司機聽到幾個人的談話,走下了車來,十分熱絡地衝他們兩個人打了招呼,“哎喲,既然都認識,那就是自己人了,剛才都是一場誤會,車費什麽的就都算了吧。”

司徒透這才隱約反應過來,好像剛才自己往外跑的時候,確實聽到司機在後麵喊“還沒給錢呢!”

可是車裏的繩子和血跡又是怎麽回事?

司機看著司徒透疑慮的眼神,突然恍然大悟,“哎呀小姐,你該不會是看到車上的繩子和血跡誤會了吧?別看我是個出租車司機,這可不是我的老本行,我家原來是養豬的,今天剛殺了一頭豬,這不是就請了小南來吃酒嘛。”
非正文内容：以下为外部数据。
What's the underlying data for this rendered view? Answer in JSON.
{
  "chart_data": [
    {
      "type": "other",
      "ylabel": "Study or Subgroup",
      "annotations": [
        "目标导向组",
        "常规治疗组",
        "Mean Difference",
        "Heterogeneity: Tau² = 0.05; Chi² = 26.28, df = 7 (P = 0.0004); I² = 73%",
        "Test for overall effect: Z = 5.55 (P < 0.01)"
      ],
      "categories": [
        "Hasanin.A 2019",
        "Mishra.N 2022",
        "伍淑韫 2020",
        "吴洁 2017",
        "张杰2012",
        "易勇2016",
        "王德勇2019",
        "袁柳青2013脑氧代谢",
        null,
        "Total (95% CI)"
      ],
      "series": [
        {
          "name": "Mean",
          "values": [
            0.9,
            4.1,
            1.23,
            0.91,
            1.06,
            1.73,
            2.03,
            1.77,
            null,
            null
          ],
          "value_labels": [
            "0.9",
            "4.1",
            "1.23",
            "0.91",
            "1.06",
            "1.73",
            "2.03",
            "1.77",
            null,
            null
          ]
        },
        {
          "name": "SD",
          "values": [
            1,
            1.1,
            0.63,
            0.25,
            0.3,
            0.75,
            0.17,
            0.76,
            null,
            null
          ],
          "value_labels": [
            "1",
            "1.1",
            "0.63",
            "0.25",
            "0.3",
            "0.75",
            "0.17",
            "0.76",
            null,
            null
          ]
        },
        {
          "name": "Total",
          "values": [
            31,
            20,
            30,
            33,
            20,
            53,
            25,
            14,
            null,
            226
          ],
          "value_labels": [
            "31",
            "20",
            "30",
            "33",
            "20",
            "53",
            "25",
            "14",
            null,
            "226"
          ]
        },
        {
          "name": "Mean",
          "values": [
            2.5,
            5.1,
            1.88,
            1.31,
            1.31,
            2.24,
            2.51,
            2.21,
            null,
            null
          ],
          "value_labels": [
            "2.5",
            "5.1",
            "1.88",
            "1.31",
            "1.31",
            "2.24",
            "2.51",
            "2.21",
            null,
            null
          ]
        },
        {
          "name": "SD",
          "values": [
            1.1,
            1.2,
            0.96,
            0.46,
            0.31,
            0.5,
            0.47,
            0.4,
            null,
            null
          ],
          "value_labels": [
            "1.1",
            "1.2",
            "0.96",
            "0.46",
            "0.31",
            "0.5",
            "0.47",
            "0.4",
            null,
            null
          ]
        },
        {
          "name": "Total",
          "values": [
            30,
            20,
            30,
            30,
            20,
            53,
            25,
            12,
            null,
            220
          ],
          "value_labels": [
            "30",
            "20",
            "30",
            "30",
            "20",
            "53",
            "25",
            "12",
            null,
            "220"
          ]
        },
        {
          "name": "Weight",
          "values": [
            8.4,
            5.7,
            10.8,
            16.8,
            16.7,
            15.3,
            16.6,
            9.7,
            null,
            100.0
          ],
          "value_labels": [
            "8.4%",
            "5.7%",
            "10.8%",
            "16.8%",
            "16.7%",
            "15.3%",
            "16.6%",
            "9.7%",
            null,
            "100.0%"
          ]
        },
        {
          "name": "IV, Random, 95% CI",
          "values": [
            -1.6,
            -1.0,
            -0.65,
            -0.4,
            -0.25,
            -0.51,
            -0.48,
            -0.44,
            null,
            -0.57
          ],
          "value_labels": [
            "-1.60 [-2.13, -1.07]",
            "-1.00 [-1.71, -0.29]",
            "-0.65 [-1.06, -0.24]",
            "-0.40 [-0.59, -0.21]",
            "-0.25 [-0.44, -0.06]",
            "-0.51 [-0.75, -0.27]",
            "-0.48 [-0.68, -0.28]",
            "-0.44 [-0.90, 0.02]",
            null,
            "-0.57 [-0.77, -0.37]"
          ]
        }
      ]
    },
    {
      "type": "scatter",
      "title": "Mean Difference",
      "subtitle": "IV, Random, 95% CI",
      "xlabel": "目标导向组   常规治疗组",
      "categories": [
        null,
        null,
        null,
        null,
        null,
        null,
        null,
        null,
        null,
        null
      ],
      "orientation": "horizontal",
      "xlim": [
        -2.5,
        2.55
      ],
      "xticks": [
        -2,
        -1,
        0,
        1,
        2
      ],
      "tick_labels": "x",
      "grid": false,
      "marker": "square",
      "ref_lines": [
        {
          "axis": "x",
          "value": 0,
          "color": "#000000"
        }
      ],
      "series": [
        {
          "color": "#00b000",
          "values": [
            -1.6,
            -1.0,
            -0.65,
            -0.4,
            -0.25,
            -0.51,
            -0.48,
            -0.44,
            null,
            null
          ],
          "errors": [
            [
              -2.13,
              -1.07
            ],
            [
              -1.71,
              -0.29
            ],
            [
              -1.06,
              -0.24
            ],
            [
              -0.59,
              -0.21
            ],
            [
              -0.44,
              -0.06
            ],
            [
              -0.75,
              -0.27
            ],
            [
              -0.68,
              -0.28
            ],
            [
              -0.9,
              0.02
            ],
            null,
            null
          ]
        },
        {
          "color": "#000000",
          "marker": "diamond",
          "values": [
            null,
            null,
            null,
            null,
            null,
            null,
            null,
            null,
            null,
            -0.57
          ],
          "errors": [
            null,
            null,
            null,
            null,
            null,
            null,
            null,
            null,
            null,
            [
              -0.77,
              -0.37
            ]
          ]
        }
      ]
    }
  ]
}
司徒透的臉色頓時要多尷尬有多尷尬,訕訕地笑了笑,“原來是這樣,真是不好意思。”

司機十分質樸熱情地一笑,“沒事沒事,你害怕也是正常的,既然是小南的朋友,你就也先別急著走了,來我家一起吃個飯再送你回去吧。”

司徒透連連搖頭,“不了不了。”

弘彬拎著手裏剛剛買好的一兜子炒田螺在司徒透的眼前晃了晃,“我們買了好吃的炒田螺,朱老伯一個人住,人多還熱鬧些。”

司徒透還想推辭,突然聽到男人十分緩慢而有力量的聲音,“一起去吧。”

司徒透抬頭看向厲紹南,今天的這個男人和那日太過不同,讓她懷疑是不是根本不是同一個人,或者男人還有個孿生兄弟?

她本是不想去的,畢竟自己和他也隻不過是一麵之緣,可是男人毋庸置疑的語氣讓她無法拒絕。

甚至她有一種錯覺,如果她不答應,今天就沒有辦法再回家了。

她隻好點了點頭,“好吧。”

(本章完)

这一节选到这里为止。